Un plan « stop à la bétonnisation »
Julien Miro a réaffirmé sa décision de ne plus signer aucun permis pour de nouveaux immeubles de logements. En cent jours, il a exigé des chantiers plus de « créativité ». Il cite l'exemple de l'avenue Aristide-Briand, bloquée pendant un an sous son prédécesseur à cause d'une grue. « Quand le promoteur est venu me faire une nouvelle demande pour un autre chantier, je lui ai refusé l'autorisation d'occuper le domaine public. Ça lui a pris un mois de plus, peut-être un coût supplémentaire, mais il s'est débrouillé. On peut agir sur le réel. »
Le maire assure que 15 000 € d'amendes ont déjà été infligées aux entreprises contrevenantes. Les deux « bureaux des signalements », où les habitants peuvent venir sans rendez-vous, ne désemplissent pas.
Une école de proximité en projet
Pour le projet de construction d'une nouvelle école dans le quartier Eurêka, la commune doit négocier un terrain avec la Serm-Altémed. Julien Miro se dit confiant sur l'obtention de postes du rectorat, malgré l'annonce d'une fermeture de classe à Jean-Moulin. « Il s'agira d'une école de proximité. Il y a 200 enfants d'Eurêka scolarisés au groupe scolaire Jacques-Chirac ; on libérera des classes là-bas, qui trouveront, si besoin, une autre utilité. »
Un travail est également engagé avec la métropole pour sécuriser les pistes cyclables entre Eurêka et le groupe scolaire Chirac. Le maire a réaffirmé sa décision d'investir rapidement 168 000 € pour des climatiseurs ou autres systèmes de rafraîchissement dans les bâtiments publics. « Jacques-Chirac a beau être un bâtiment neuf, il est vitré et il y fait chaud. Idem pour la crèche Madiba. Nous avons aussi des équipements sportifs pas utilisables par fortes chaleurs. »
Une opposition très critique
L'opposition, que Julien Miro préfère appeler « les minorités », s'est montrée sévère. Richard Corvaisier (Ici et ensemble) estime que le maire « est toujours en mode campagne et n'a pas pris la posture de maire ! On a vu cent vidéos TikTok surtout.

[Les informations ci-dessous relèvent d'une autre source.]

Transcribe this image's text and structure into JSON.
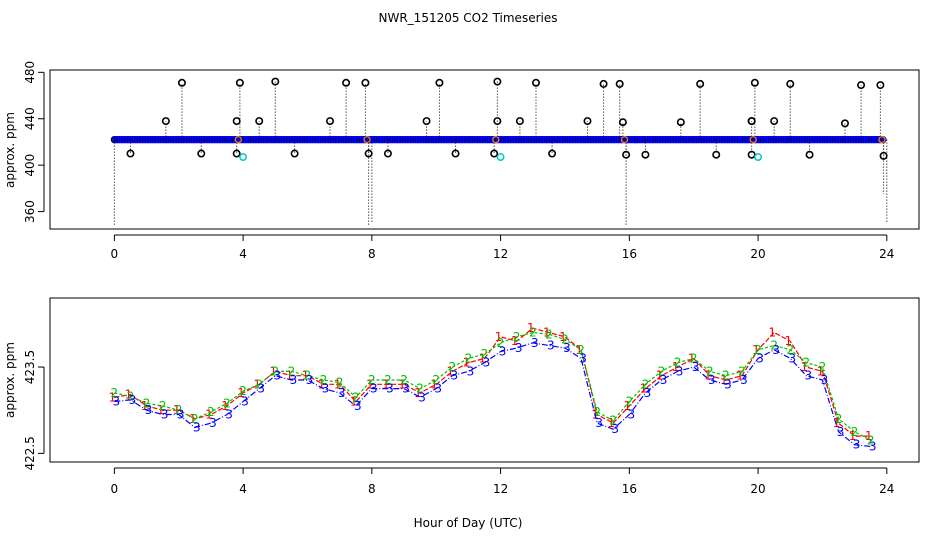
{
  "title": "NWR_151205  CO2 Timeseries",
  "xlabel": "Hour of Day (UTC)",
  "colors": {
    "black": "#000000",
    "blue": "#0000ff",
    "cyan": "#00c8c8",
    "red": "#ff0000",
    "green": "#00c000",
    "orange": "#ff8000"
  },
  "chart_data": [
    {
      "type": "scatter",
      "panel": "top",
      "ylabel": "approx. ppm",
      "xlim": [
        -2,
        25
      ],
      "ylim": [
        345,
        482
      ],
      "xticks": [
        0,
        4,
        8,
        12,
        16,
        20,
        24
      ],
      "yticks": [
        360,
        400,
        440,
        480
      ],
      "baseline_value": 422,
      "series": [
        {
          "name": "baseline (black/blue)",
          "x_range": [
            0,
            23.9
          ],
          "values_approx": 422
        },
        {
          "name": "black high spikes",
          "x": [
            1.6,
            2.1,
            3.9,
            4.5,
            5.0,
            6.7,
            7.2,
            7.8,
            9.7,
            10.1,
            11.9,
            12.6,
            13.1,
            14.7,
            15.2,
            15.7,
            15.8,
            17.6,
            18.2,
            19.8,
            19.9,
            20.5,
            21.0,
            22.7,
            23.2,
            23.8
          ],
          "y": [
            438,
            471,
            471,
            438,
            472,
            438,
            471,
            471,
            438,
            471,
            472,
            438,
            471,
            438,
            470,
            470,
            437,
            437,
            470,
            438,
            471,
            438,
            470,
            436,
            469,
            469
          ]
        },
        {
          "name": "black secondary spikes",
          "x": [
            3.8,
            11.9,
            19.8
          ],
          "y": [
            438,
            438,
            438
          ]
        },
        {
          "name": "black low points",
          "x": [
            0.5,
            2.7,
            3.8,
            5.6,
            7.9,
            8.5,
            10.6,
            11.8,
            13.6,
            15.9,
            16.5,
            18.7,
            19.8,
            21.6,
            23.9
          ],
          "y": [
            410,
            410,
            410,
            410,
            410,
            410,
            410,
            410,
            410,
            409,
            409,
            409,
            409,
            409,
            408
          ]
        },
        {
          "name": "cyan low points",
          "x": [
            4.0,
            12.0,
            20.0
          ],
          "y": [
            407,
            407,
            407
          ]
        },
        {
          "name": "dotted deep dips",
          "x": [
            0.0,
            7.9,
            8.0,
            15.9,
            23.9,
            24.0
          ],
          "y": [
            348,
            348,
            350,
            348,
            375,
            350
          ]
        }
      ]
    },
    {
      "type": "line",
      "panel": "bottom",
      "ylabel": "approx. ppm",
      "xlim": [
        -2,
        25
      ],
      "ylim": [
        422.4,
        424.3
      ],
      "xticks": [
        0,
        4,
        8,
        12,
        16,
        20,
        24
      ],
      "yticks": [
        422.5,
        423.5
      ],
      "marker_labels": [
        "1",
        "2",
        "3"
      ],
      "x": [
        0,
        0.5,
        1,
        1.5,
        2,
        2.5,
        3,
        3.5,
        4,
        4.5,
        5,
        5.5,
        6,
        6.5,
        7,
        7.5,
        8,
        8.5,
        9,
        9.5,
        10,
        10.5,
        11,
        11.5,
        12,
        12.5,
        13,
        13.5,
        14,
        14.5,
        15,
        15.5,
        16,
        16.5,
        17,
        17.5,
        18,
        18.5,
        19,
        19.5,
        20,
        20.5,
        21,
        21.5,
        22,
        22.5,
        23,
        23.5
      ],
      "series": [
        {
          "name": "1",
          "color": "red",
          "values": [
            423.15,
            423.18,
            423.05,
            423.0,
            423.0,
            422.9,
            422.95,
            423.05,
            423.2,
            423.3,
            423.45,
            423.4,
            423.4,
            423.3,
            423.3,
            423.1,
            423.3,
            423.3,
            423.3,
            423.2,
            423.3,
            423.45,
            423.55,
            423.6,
            423.85,
            423.8,
            423.95,
            423.9,
            423.85,
            423.7,
            422.95,
            422.85,
            423.05,
            423.25,
            423.4,
            423.5,
            423.6,
            423.4,
            423.35,
            423.4,
            423.7,
            423.9,
            423.8,
            423.5,
            423.45,
            422.85,
            422.7,
            422.7
          ]
        },
        {
          "name": "2",
          "color": "green",
          "values": [
            423.2,
            423.16,
            423.08,
            423.05,
            423.0,
            422.9,
            422.98,
            423.08,
            423.22,
            423.3,
            423.45,
            423.45,
            423.4,
            423.35,
            423.32,
            423.15,
            423.35,
            423.35,
            423.35,
            423.25,
            423.35,
            423.5,
            423.6,
            423.65,
            423.78,
            423.85,
            423.9,
            423.88,
            423.82,
            423.7,
            422.98,
            422.88,
            423.1,
            423.3,
            423.45,
            423.55,
            423.6,
            423.45,
            423.4,
            423.45,
            423.7,
            423.75,
            423.7,
            423.55,
            423.5,
            422.9,
            422.75,
            422.65
          ]
        },
        {
          "name": "3",
          "color": "blue",
          "values": [
            423.1,
            423.12,
            423.0,
            422.95,
            422.95,
            422.8,
            422.85,
            422.95,
            423.1,
            423.25,
            423.4,
            423.35,
            423.35,
            423.25,
            423.2,
            423.05,
            423.25,
            423.25,
            423.25,
            423.15,
            423.25,
            423.4,
            423.45,
            423.55,
            423.68,
            423.72,
            423.78,
            423.75,
            423.72,
            423.6,
            422.85,
            422.78,
            422.95,
            423.2,
            423.35,
            423.45,
            423.5,
            423.35,
            423.3,
            423.35,
            423.6,
            423.7,
            423.6,
            423.4,
            423.35,
            422.75,
            422.6,
            422.58
          ]
        }
      ]
    }
  ]
}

Et pas le début d'un projet structurant. En conseil, ses réponses sont des slogans et il coupe le micro, ça n'augure rien de bon. Agiter la peur sur la sécurité, en présentant des chiffres sans dire que la population a augmenté de 20 % dans la même période, n'est pas une bonne chose non plus. »
Najate Haïe (Réinventer Castelnau) dénonce « la communication tous azimuts et une politique d'affichage sans forcément de projets engagés et de cohérence. Où est la politique sociale ? En direction des jeunes ? » Si elle approuve l'investissement pour rafraîchir les bâtiments publics, elle « ne décolère pas » sur la visite du jeune maire à Robert Ménard, maire de Béziers. « Le maire de Béziers est le chantre de l'union des droites, l'homme qui a tenu des listings d'enfants musulmans, fait poser des affiches violentes, il y a des faits. Que sa première sortie extérieure en tant que maire de Castelnau soit celle-ci est une faute politique. »

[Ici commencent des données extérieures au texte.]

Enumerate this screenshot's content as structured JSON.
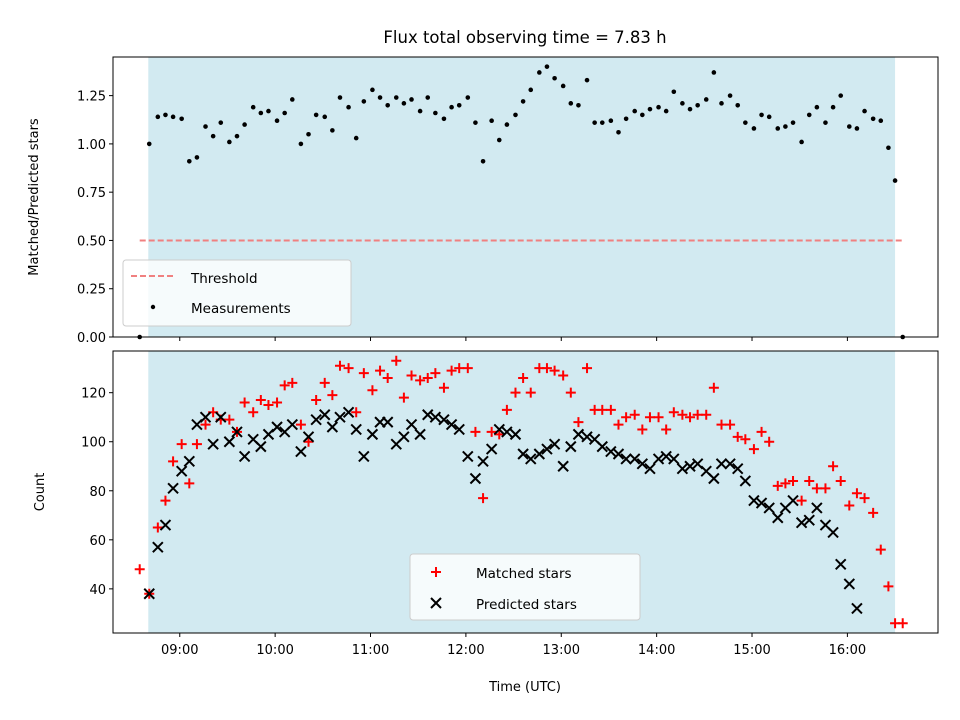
{
  "title": "Flux total observing time = 7.83 h",
  "colors": {
    "shade": "#add8e6",
    "threshold": "#f08080",
    "matched": "#ff0000",
    "predicted": "#000000",
    "measurements": "#000000"
  },
  "chart_data": [
    {
      "type": "scatter",
      "panel": "top",
      "ylabel": "Matched/Predicted stars",
      "ylim": [
        0,
        1.45
      ],
      "yticks": [
        "0.00",
        "0.25",
        "0.50",
        "0.75",
        "1.00",
        "1.25"
      ],
      "xlim": [
        8.3,
        16.95
      ],
      "shaded_span": [
        8.67,
        16.5
      ],
      "legend": {
        "placement": "lower-left",
        "entries": [
          "Threshold",
          "Measurements"
        ]
      },
      "threshold": {
        "name": "Threshold",
        "y": 0.5,
        "x_range": [
          8.58,
          16.58
        ]
      },
      "series": [
        {
          "name": "Measurements",
          "x": [
            8.58,
            8.68,
            8.77,
            8.85,
            8.93,
            9.02,
            9.1,
            9.18,
            9.27,
            9.35,
            9.43,
            9.52,
            9.6,
            9.68,
            9.77,
            9.85,
            9.93,
            10.02,
            10.1,
            10.18,
            10.27,
            10.35,
            10.43,
            10.52,
            10.6,
            10.68,
            10.77,
            10.85,
            10.93,
            11.02,
            11.1,
            11.18,
            11.27,
            11.35,
            11.43,
            11.52,
            11.6,
            11.68,
            11.77,
            11.85,
            11.93,
            12.02,
            12.1,
            12.18,
            12.27,
            12.35,
            12.43,
            12.52,
            12.6,
            12.68,
            12.77,
            12.85,
            12.93,
            13.02,
            13.1,
            13.18,
            13.27,
            13.35,
            13.43,
            13.52,
            13.6,
            13.68,
            13.77,
            13.85,
            13.93,
            14.02,
            14.1,
            14.18,
            14.27,
            14.35,
            14.43,
            14.52,
            14.6,
            14.68,
            14.77,
            14.85,
            14.93,
            15.02,
            15.1,
            15.18,
            15.27,
            15.35,
            15.43,
            15.52,
            15.6,
            15.68,
            15.77,
            15.85,
            15.93,
            16.02,
            16.1,
            16.18,
            16.27,
            16.35,
            16.43,
            16.5,
            16.58
          ],
          "y": [
            0.0,
            1.0,
            1.14,
            1.15,
            1.14,
            1.13,
            0.91,
            0.93,
            1.09,
            1.04,
            1.11,
            1.01,
            1.04,
            1.1,
            1.19,
            1.16,
            1.17,
            1.12,
            1.16,
            1.23,
            1.0,
            1.05,
            1.15,
            1.14,
            1.07,
            1.24,
            1.19,
            1.03,
            1.22,
            1.28,
            1.24,
            1.2,
            1.24,
            1.21,
            1.23,
            1.17,
            1.24,
            1.16,
            1.13,
            1.19,
            1.2,
            1.24,
            1.11,
            0.91,
            1.12,
            1.02,
            1.1,
            1.15,
            1.22,
            1.28,
            1.37,
            1.4,
            1.34,
            1.3,
            1.21,
            1.2,
            1.33,
            1.11,
            1.11,
            1.12,
            1.06,
            1.13,
            1.17,
            1.15,
            1.18,
            1.19,
            1.17,
            1.27,
            1.21,
            1.18,
            1.2,
            1.23,
            1.37,
            1.21,
            1.25,
            1.2,
            1.11,
            1.08,
            1.15,
            1.14,
            1.08,
            1.09,
            1.11,
            1.01,
            1.15,
            1.19,
            1.11,
            1.19,
            1.25,
            1.09,
            1.08,
            1.17,
            1.13,
            1.12,
            0.98,
            0.81,
            0.0
          ]
        }
      ]
    },
    {
      "type": "scatter",
      "panel": "bottom",
      "xlabel": "Time (UTC)",
      "ylabel": "Count",
      "ylim": [
        22,
        137
      ],
      "yticks": [
        "40",
        "60",
        "80",
        "100",
        "120"
      ],
      "xlim": [
        8.3,
        16.95
      ],
      "xticks": [
        "09:00",
        "10:00",
        "11:00",
        "12:00",
        "13:00",
        "14:00",
        "15:00",
        "16:00"
      ],
      "shaded_span": [
        8.67,
        16.5
      ],
      "legend": {
        "placement": "lower-center",
        "entries": [
          "Matched stars",
          "Predicted stars"
        ]
      },
      "x": [
        8.58,
        8.68,
        8.77,
        8.85,
        8.93,
        9.02,
        9.1,
        9.18,
        9.27,
        9.35,
        9.43,
        9.52,
        9.6,
        9.68,
        9.77,
        9.85,
        9.93,
        10.02,
        10.1,
        10.18,
        10.27,
        10.35,
        10.43,
        10.52,
        10.6,
        10.68,
        10.77,
        10.85,
        10.93,
        11.02,
        11.1,
        11.18,
        11.27,
        11.35,
        11.43,
        11.52,
        11.6,
        11.68,
        11.77,
        11.85,
        11.93,
        12.02,
        12.1,
        12.18,
        12.27,
        12.35,
        12.43,
        12.52,
        12.6,
        12.68,
        12.77,
        12.85,
        12.93,
        13.02,
        13.1,
        13.18,
        13.27,
        13.35,
        13.43,
        13.52,
        13.6,
        13.68,
        13.77,
        13.85,
        13.93,
        14.02,
        14.1,
        14.18,
        14.27,
        14.35,
        14.43,
        14.52,
        14.6,
        14.68,
        14.77,
        14.85,
        14.93,
        15.02,
        15.1,
        15.18,
        15.27,
        15.35,
        15.43,
        15.52,
        15.6,
        15.68,
        15.77,
        15.85,
        15.93,
        16.02,
        16.1,
        16.18,
        16.27,
        16.35,
        16.43,
        16.5,
        16.58
      ],
      "series": [
        {
          "name": "Matched stars",
          "marker": "plus",
          "values": [
            48,
            38,
            65,
            76,
            92,
            99,
            83,
            99,
            107,
            112,
            109,
            109,
            104,
            116,
            112,
            117,
            115,
            116,
            123,
            124,
            107,
            100,
            117,
            124,
            119,
            131,
            130,
            112,
            128,
            121,
            129,
            126,
            133,
            118,
            127,
            125,
            126,
            128,
            122,
            129,
            130,
            130,
            104,
            77,
            104,
            103,
            113,
            120,
            126,
            120,
            130,
            130,
            129,
            127,
            120,
            108,
            130,
            113,
            113,
            113,
            107,
            110,
            111,
            105,
            110,
            110,
            105,
            112,
            111,
            110,
            111,
            111,
            122,
            107,
            107,
            102,
            101,
            97,
            104,
            100,
            82,
            83,
            84,
            76,
            84,
            81,
            81,
            90,
            84,
            74,
            79,
            77,
            71,
            56,
            41,
            26,
            26
          ]
        },
        {
          "name": "Predicted stars",
          "marker": "x",
          "values": [
            null,
            38,
            57,
            66,
            81,
            88,
            92,
            107,
            110,
            99,
            110,
            100,
            104,
            94,
            101,
            98,
            103,
            106,
            104,
            107,
            96,
            102,
            109,
            111,
            106,
            110,
            112,
            105,
            94,
            103,
            108,
            108,
            99,
            102,
            107,
            103,
            111,
            110,
            109,
            107,
            105,
            94,
            85,
            92,
            97,
            105,
            104,
            103,
            95,
            93,
            95,
            97,
            99,
            90,
            98,
            103,
            102,
            101,
            98,
            96,
            95,
            93,
            93,
            91,
            89,
            93,
            94,
            93,
            89,
            90,
            91,
            88,
            85,
            91,
            91,
            89,
            84,
            76,
            75,
            73,
            69,
            73,
            76,
            67,
            68,
            73,
            66,
            63,
            50,
            42,
            32,
            null,
            null,
            null,
            null,
            null,
            null
          ]
        }
      ]
    }
  ]
}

L'ancien maire Frédéric Lafforgue pointe dans sa tribune du journal municipal : « 100 jours de mandat, beaucoup d'images, peu de vision » et estime que « la politique ne peut pas se réduire à désigner des coupables commodes », comme les promoteurs.
Des mesures de sécurité et un audit financier
Julien Miro a engagé une réflexion sur trois postes de police annexe (dont un à Eurêka), l'achat de quatre voitures de patrouille équipées et des recrutements de policiers. Une brigade à moto verra le jour d'ici la fin de l'année et, dès août, les caméras permettront de verbaliser les comportements dangereux sur la route. Pour les finances, un audit a été lancé « sur la gestion municipale qui a été la même pendant 43 ans », dit-il avant de se reprendre : « enfin cela concernera surtout le dernier mandat », qui, selon lui, « a manqué de transparence ».